Я положил кусочек сыра на стол и опустил голову.
— Все дело в здоровье Чемберлена. Пока мы ходим вместе — дело идет. Но бывают дни, когда он не поднимается на ноги. Одна ходить в оглобле десять часов я не в силах! Что будет, если…
Я встал.
— Ладно, не загадывайте вперед. У заключенного нет будущего. Живите сегодняшним днем. Сегодня у нас нет никаких дел, кроме отдыха, Анечка! — сказал я, видя, что она уже вытащила из-под топчана мой тощий вещевой мешок и принялась вытряхивать из него пыль. — Только после обеда сюда забежит на полчаса наш Тополь. Идем!
— Что с ней? Аборт?
— Да! Идем же, Анечка!
— Куда?
— Сейчас увидите! Ну, подбодритесь! Вольф, если начнут собираться товарищи, пусть подождут — я буду к десяти часам!
Мы проходим через вахту больничной зоны, огибаем рабочий барак и идем по направлению к главной вахте между стеной и забором — здесь тянется узкая полоса сочной немятой травы.

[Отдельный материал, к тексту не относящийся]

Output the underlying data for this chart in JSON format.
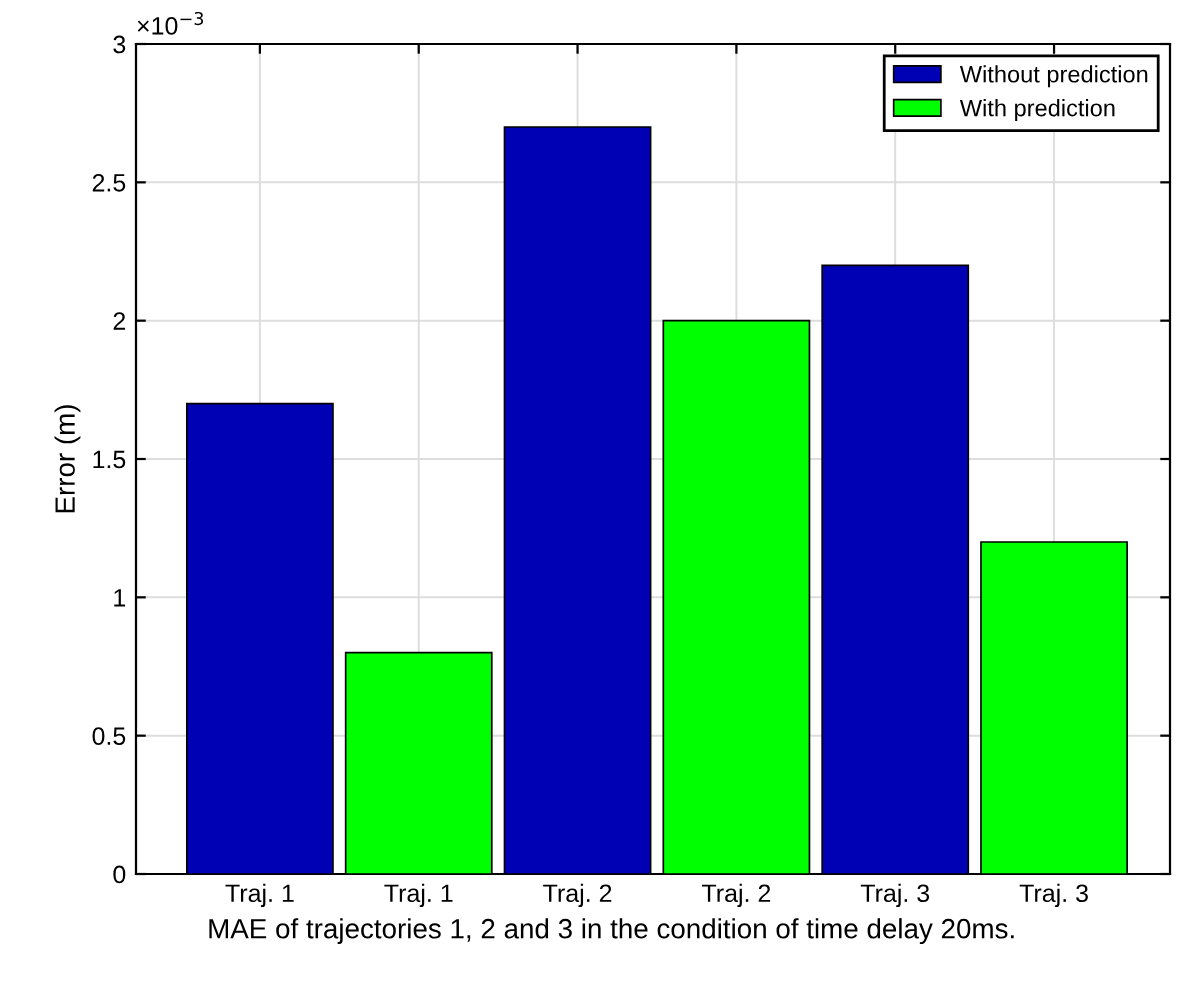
{
  "chart_data": {
    "type": "bar",
    "categories": [
      "Traj. 1",
      "Traj. 1",
      "Traj. 2",
      "Traj. 2",
      "Traj. 3",
      "Traj. 3"
    ],
    "series": [
      {
        "name": "Without prediction",
        "color": "#0000b4",
        "values": [
          1.7,
          null,
          2.7,
          null,
          2.2,
          null
        ]
      },
      {
        "name": "With prediction",
        "color": "#00ff00",
        "values": [
          null,
          0.8,
          null,
          2,
          null,
          1.2
        ]
      }
    ],
    "xlabel": "MAE of trajectories 1, 2 and 3 in the condition of time delay 20ms.",
    "ylabel": "Error (m)",
    "ylim": [
      0,
      3
    ],
    "yticks": [
      0,
      0.5,
      1,
      1.5,
      2,
      2.5,
      3
    ],
    "annotations": [
      "×10$^{−3}$"
    ],
    "grid": true,
    "legend": "top right"
  }
}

— Куда мы? — тревожно спрашивает Анечка.
— Вот сюда! — сияю я и указываю место. — Эту скамеечку я загодя смастерил вчера вечером под носом у стрелка. На вышке торчал Карп Карпыч.
— Зачем нам скамеечка? — тихонько смеется Анечка, видимо все уже понимая.
Мы садимся. Тихо. Перед нашими носами бурьян, позади него — серый дощатый высокий забор, увитый ржавой колючей проволокой. Но над нами — весеннее небо, ясное и холодное, которое вдруг нам начинает казаться теплым и ласковым.
— Как хорошо… — говорит Анечка. — Я никогда не думала, что в Сибири небо может быть приветливым…
Наша скамеечка — просто обломок старой доски на двух камнях. Нам тесно. Чтобы не упасть, она прижимается ко мне.
— И никого нет… Мы одни…
Я обнимаю ее за талию и привлекаю к себе. Солнце пригревает, и мы закрываем глаза.
— Это праздник: мы одни… — мечтательно, как будто в счастливой дреме говорит она.
— Эй, чего уселись здеся? Давай враз к такой-то матери, — вдруг крикнул с вышки усатый стрелок. — Еще целоваться будете?
Анечка вздрагивает, но я сильнее прижимаю ее к себе.
— Будем! — говорю я тихо и целую Анечку в губы. Раз. Два. Много раз.
— Вот гады! — удивляется стрелок. — Место под вышкой выбрали! Неужто иного кутка нету?
Анечка молчит, закрыв глаза.
— Нет! — тихо говорю я и опять целую ее. Не открывая глаз, она как будто просыпается. Потягивается.
— С добрым утром! — улыбаюсь я и крепко-накрепко ее обнимаю. Так мы сидим, обнявшись. Нам хорошо.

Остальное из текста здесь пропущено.